The loss aversion formula is a heuristic, not a formal model. It assumes that in a declining market, sells are good. This is directionally true but ignores the information content: was the sell at -5% or -50%? A stop-loss at -5% is discipline; a panic sell at -50% is capitulation. The current metric can’t distinguish them. Future work.
The Sharpe of Decisions
The pseudo-Sharpe ratio of decision returns is:
sharpe = mean(decision_returns) / std(decision_returns)
Where decision_returns inverts sell returns (so selling before a drop contributes positively). This is not a true Sharpe ratio — there’s no risk-free rate, and the returns are not log-returns — but it’s a useful relative metric.
The test verifies edge cases:
- Single decision: Sharpe = 0.0 (undefined variance → safe default).
- Zero volatility: Sharpe = 0.0 (division by zero guard).
- Mixed outcomes: positive mean with non-zero variance yields positive Sharpe.
What the Tests Caught
Writing tests for decision_analyzer.py revealed no new bugs — the module was already functional. But they did reveal design assumptions that were never explicitly documented:
- The 0.0 return convention. When data is missing, forward return is 0.0, which counts as a failure. This biases the win rate downward for illiquid assets or recent listings. Is this conservative or pessimistic? It depends on your prior.

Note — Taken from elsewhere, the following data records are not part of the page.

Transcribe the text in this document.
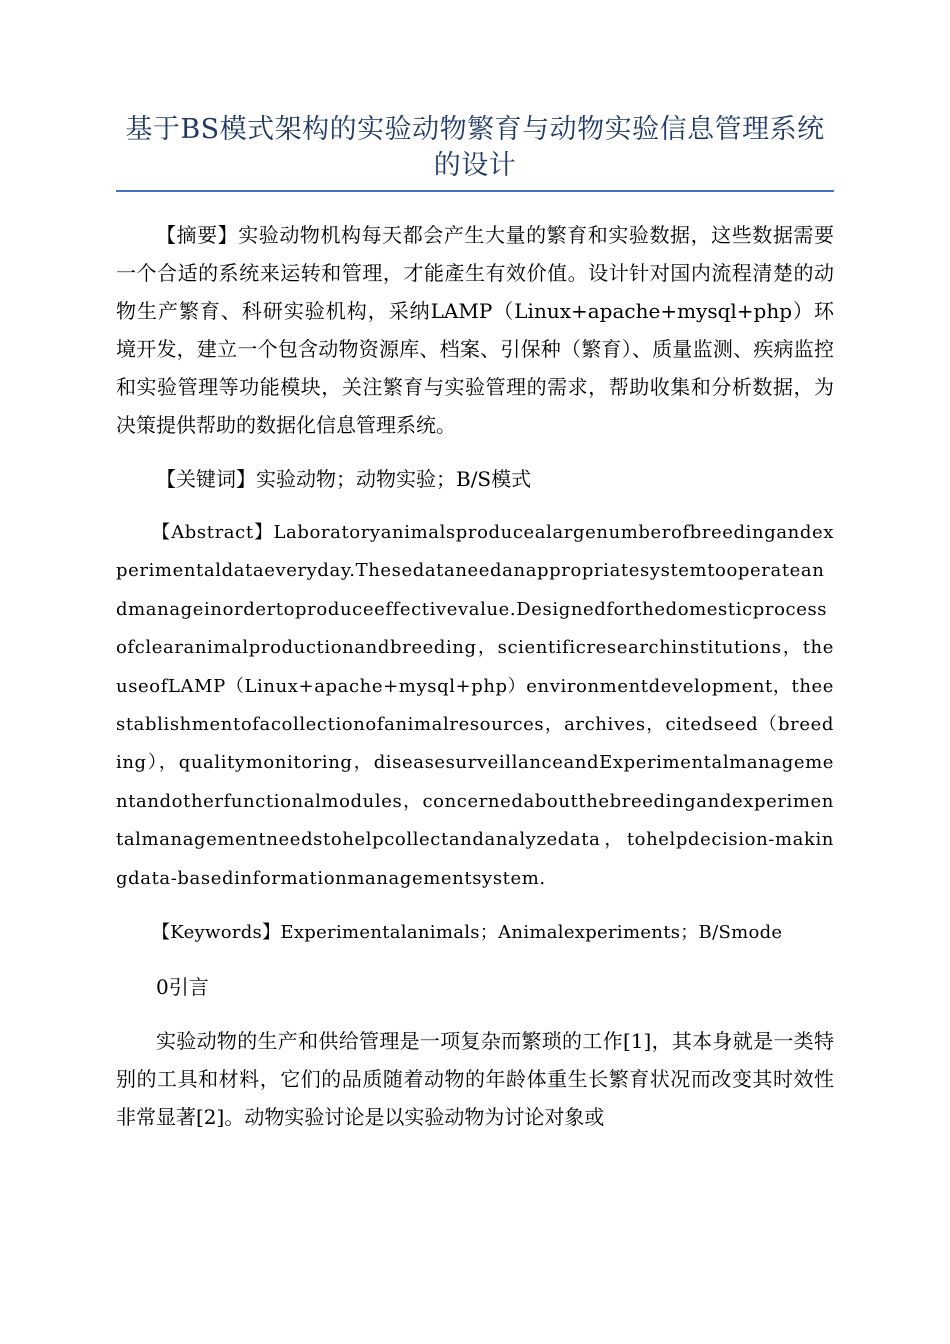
基于BS模式架构的实验动物繁育与动物实验信息管理系统的设计

【摘要】实验动物机构每天都会产生大量的繁育和实验数据，这些数据需要一个合适的系统来运转和管理，才能產生有效价值。设计针对国内流程清楚的动物生产繁育、科研实验机构，采纳LAMP（Linux+apache+mysql+php）环境开发，建立一个包含动物资源库、档案、引保种（繁育）、质量监测、疾病监控和实验管理等功能模块，关注繁育与实验管理的需求，帮助收集和分析数据，为决策提供帮助的数据化信息管理系统。

【关键词】实验动物；动物实验；B/S模式

【Abstract】Laboratoryanimalsproducealargenumberofbreedingandexperimentaldataeveryday.Thesedataneedanappropriatesystemtooperateandmanageinordertoproduceeffectivevalue.Designedforthedomesticprocessofclearanimalproductionandbreeding，scientificresearchinstitutions，theuseofLAMP（Linux+apache+mysql+php）environmentdevelopment，theestablishmentofacollectionofanimalresources，archives，citedseed（breeding），qualitymonitoring，diseasesurveillanceandExperimentalmanagementandotherfunctionalmodules，concernedaboutthebreedingandexperimentalmanagementneedstohelpcollectandanalyzedata，tohelpdecision-makingdata-basedinformationmanagementsystem.

【Keywords】Experimentalanimals；Animalexperiments；B/Smode

0引言

实验动物的生产和供给管理是一项复杂而繁琐的工作[1]，其本身就是一类特别的工具和材料，它们的品质随着动物的年龄体重生长繁育状况而改变其时效性非常显著[2]。动物实验讨论是以实验动物为讨论对象或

- The sell return inversion. The negation of sell returns in the Sharpe calculation is mathematically sound but semantically subtle. A test is the only documentation that guarantees this behavior persists through refactoring.

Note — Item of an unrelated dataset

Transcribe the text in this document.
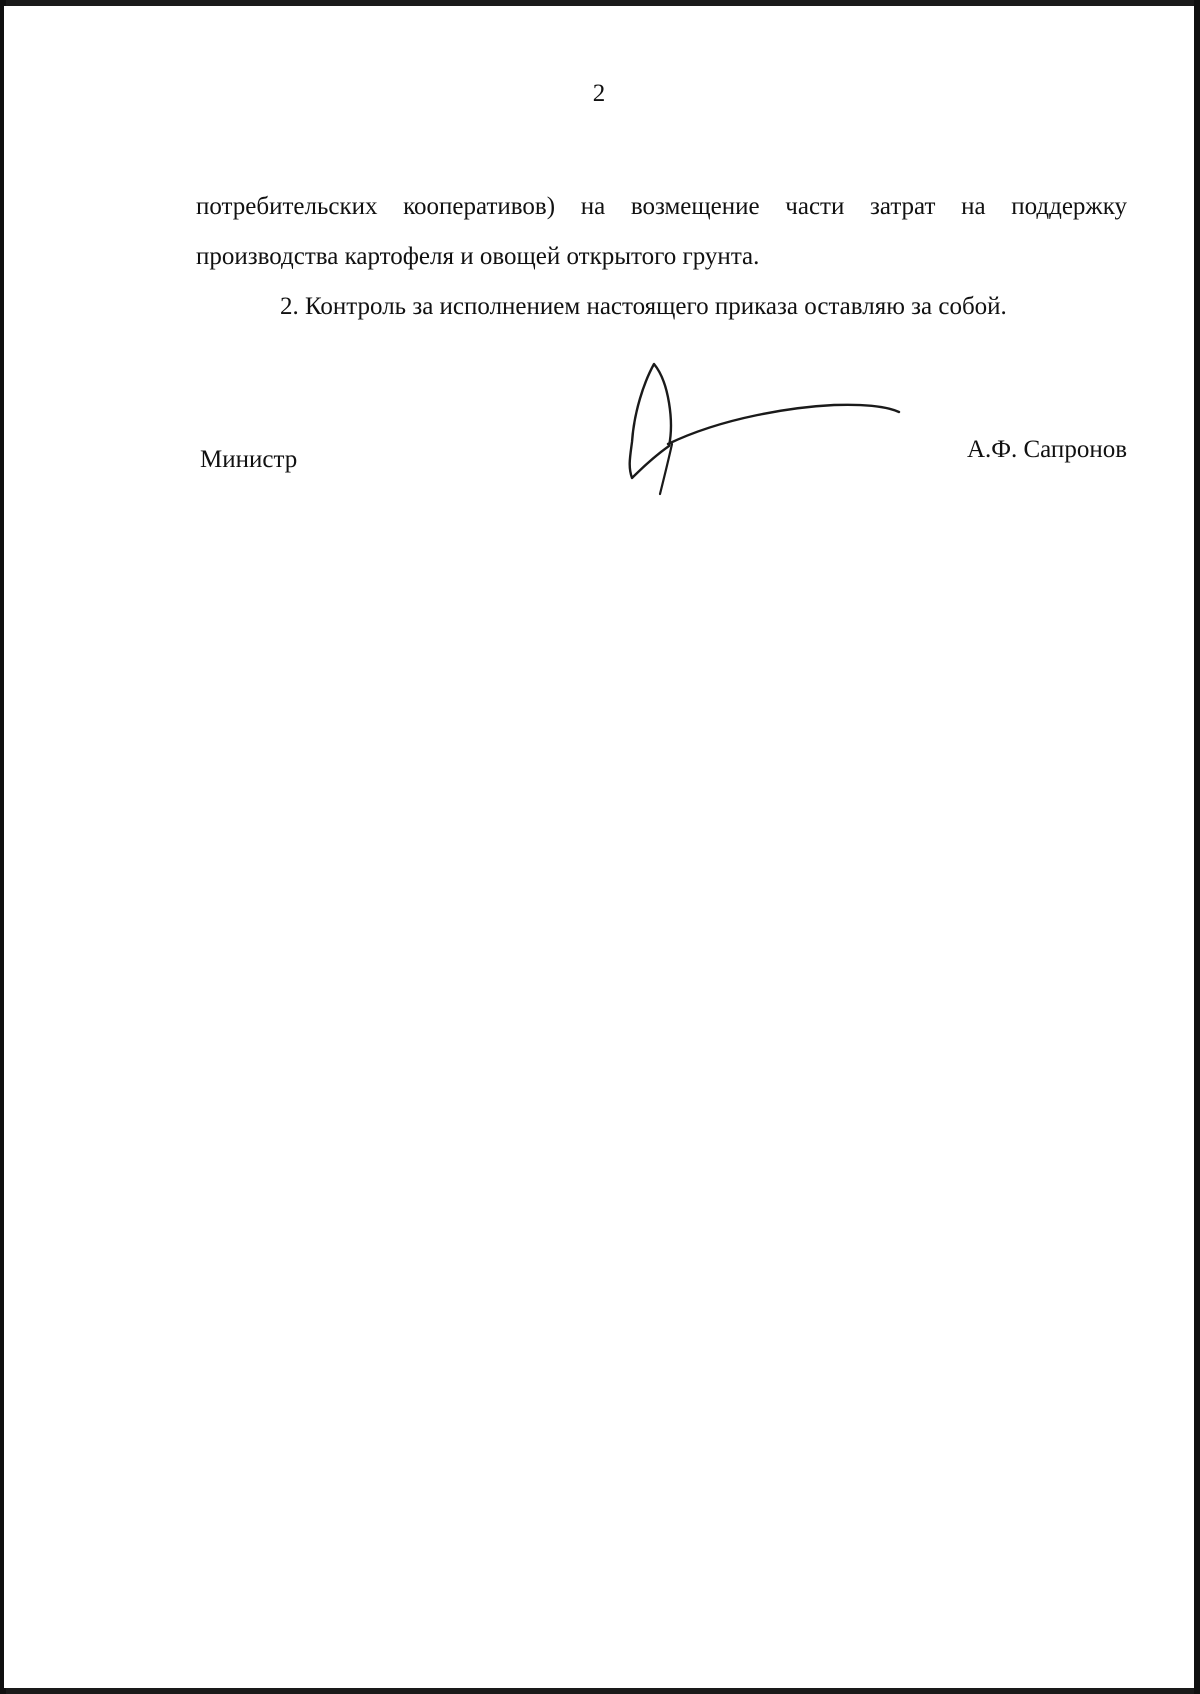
2
потребительских кооперативов) на возмещение части затрат на поддержку производства картофеля и овощей открытого грунта.
2. Контроль за исполнением настоящего приказа оставляю за собой.
Министр	А.Ф. Сапронов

- Timezone normalization. The code handles timezone-aware and timezone-naive indices. Without tests, this logic would be the first casualty of a “cleanup” refactor.
The Test Count
We now have 253 tests across the codebase:
- 42 for decision analysis (new today)
- 50 for regime detection
- 27 for evaluation
- 23 for reporting
- 18 for backtest cooldowns
- 14 for position cooldown
- 12 for trading agent
- 11 for portfolio
- 10 for performance metrics
- 9 for backtest engine
- 8 for fetch market data
- 7 for indicators
- 6 for monitor
- 4 for CVaR
- 4 for decision memory (placeholder)
The decision analyzer closes another gap in the diagnostic pipeline. We can now measure not just what the LLM decided, but whether those decisions were any good — with statistical rigor and explicit edge-case handling.
Next Steps
The remaining untested modules are:
decision_memory.py— long-term decision tracking and persistencechurn_analysis.py— position turnover and fee analysisdaily_run.pyintegration — the orchestration layer that ties everything together
As the sample size of trades grows, the decision analyzer will move from descriptive (what happened) to inferential (is the LLM better than random?). With 253 tests guarding the pipeline, we can trust the measurements almost surely.
253 tests. The law of large numbers starts at N=1, but statistical significance requires a bit more patience.